The authority’s plan is to save £20,000 by encouraging businesses to allow the brim-bladdered to relieve themselves on their premises instead.

Which exact business will be asked to partake in the scheme is unclear, although few would wish to have Betty from Halmer End burst in while discussing delicate divorce proceedings with a city centre solicitor.

I’ll be frank in admitting my bladder ain’t what it used to be. If it was an outside tap I’d have got a plumber in.

Few visits to Hanley are carried out without a visit to the Stafford Street lavatory block. Indeed, if I’ve had one too many cuppas before setting out, I impose a rule on myself not to venture outside a zone of 100 metres.

As city centre toilets go they aren’t bad. Yes, you wouldn’t stage a landmark birthday in them, but as a rule they’re both functional and clean.

Admittedly, I have, like many, on occasion, nipped in and used the facilities in a pub instead. But I’m never hugely comfortable with this scenario. It’s not uncommon to feel the wrath of the proprietor, and understandably so if you happen to be in charge of a busload of octogenarians heading for the bingo.

I have even integrated myself into pub life simply to justify using their toilet. I am now a member of five different darts teams and am halfway through the 12-step plan to recovery.

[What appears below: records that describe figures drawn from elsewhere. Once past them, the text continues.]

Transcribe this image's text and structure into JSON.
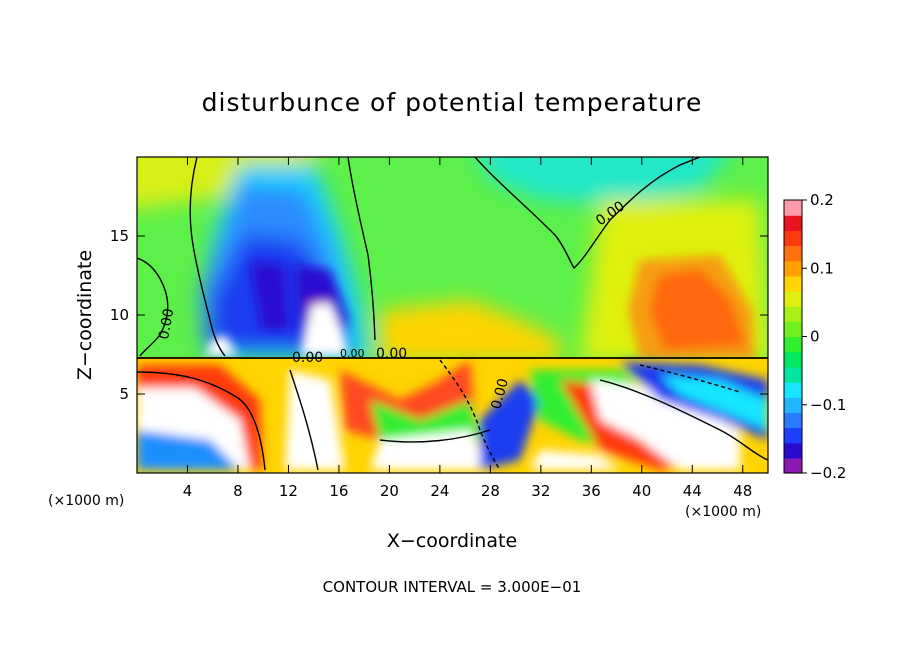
{
  "chart_data": {
    "type": "heatmap",
    "title": "disturbunce of potential temperature",
    "xlabel": "X−coordinate",
    "ylabel": "Z−coordinate",
    "x_unit_left": "(×1000 m)",
    "x_unit_right": "(×1000 m)",
    "xlim": [
      0,
      50
    ],
    "ylim": [
      0,
      20
    ],
    "x_ticks": [
      4,
      8,
      12,
      16,
      20,
      24,
      28,
      32,
      36,
      40,
      44,
      48
    ],
    "x_tick_labels": [
      "4",
      "8",
      "12",
      "16",
      "20",
      "24",
      "28",
      "32",
      "36",
      "40",
      "44",
      "48"
    ],
    "y_ticks": [
      5,
      10,
      15
    ],
    "y_tick_labels": [
      "5",
      "10",
      "15"
    ],
    "colorbar": {
      "range": [
        -0.2,
        0.2
      ],
      "ticks": [
        0.2,
        0.1,
        0,
        -0.1,
        -0.2
      ],
      "tick_labels": [
        "0.2",
        "0.1",
        "0",
        "−0.1",
        "−0.2"
      ],
      "colors": [
        "#8a1ab0",
        "#2a0bd0",
        "#1f3fff",
        "#2a7bff",
        "#22b6ff",
        "#16e6ff",
        "#00e6a0",
        "#00e860",
        "#30ee30",
        "#70f020",
        "#a8f018",
        "#dff010",
        "#ffd400",
        "#ffa000",
        "#ff7010",
        "#ff3a10",
        "#e8141e",
        "#ff9aa8"
      ]
    },
    "contour_labels": [
      "0.00",
      "0.00",
      "0.00",
      "0.00",
      "0.00",
      "0.00"
    ],
    "contour_interval_text": "CONTOUR INTERVAL = 3.000E−01",
    "grid": false
  }
}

Even with the offer of a subsidy, some businesses have given the plan a cool reception. Cafés, for example, work hard to create a certain ambience. And you can see how that might easily be disturbed if there’s no public facilities available during a march by the English Defence League.

Really, many would say a public toilet in a city centre is a basic requirement. And £20,000 – well, it’s a drop in the ocean, if you’ll pardon the phrase.

I mean, it’s not like those luxury facilities at the old bus station are available anymore. I had a great affection for those toilets. In fact, I was good friends with some of the bouncers.

If we’re not careful we’re going to end up like France. And while Hanley would like to be compared with Paris, it’d not be for grown men hosing down the gutters. They don’t even seem to have those ones you stand in and peek over the top anymore. Which is a shame because I think they were a good idea, and one which I’d encourage the city council to introduce here. If nothing else it’d give the men something to do while their partners were choosing a skirt in Marks & Spencer.

I can’t honestly see the closure going through. I mean, it only gives rise to another problem – what to do with the building? A town can only take so many Wetherspoons. And I don’t envisage many other businesses queuing up to take it over. Certainly I can’t see it doing well as a bridal salon.

I see that toilet block as cash well spent, not money down the drain. Let’s face it, we’ve all had occasions, lumbered with shopping, feet in agony, stiletto snapped in an escalator, when it’s been the most satisfying thing about a trip up town.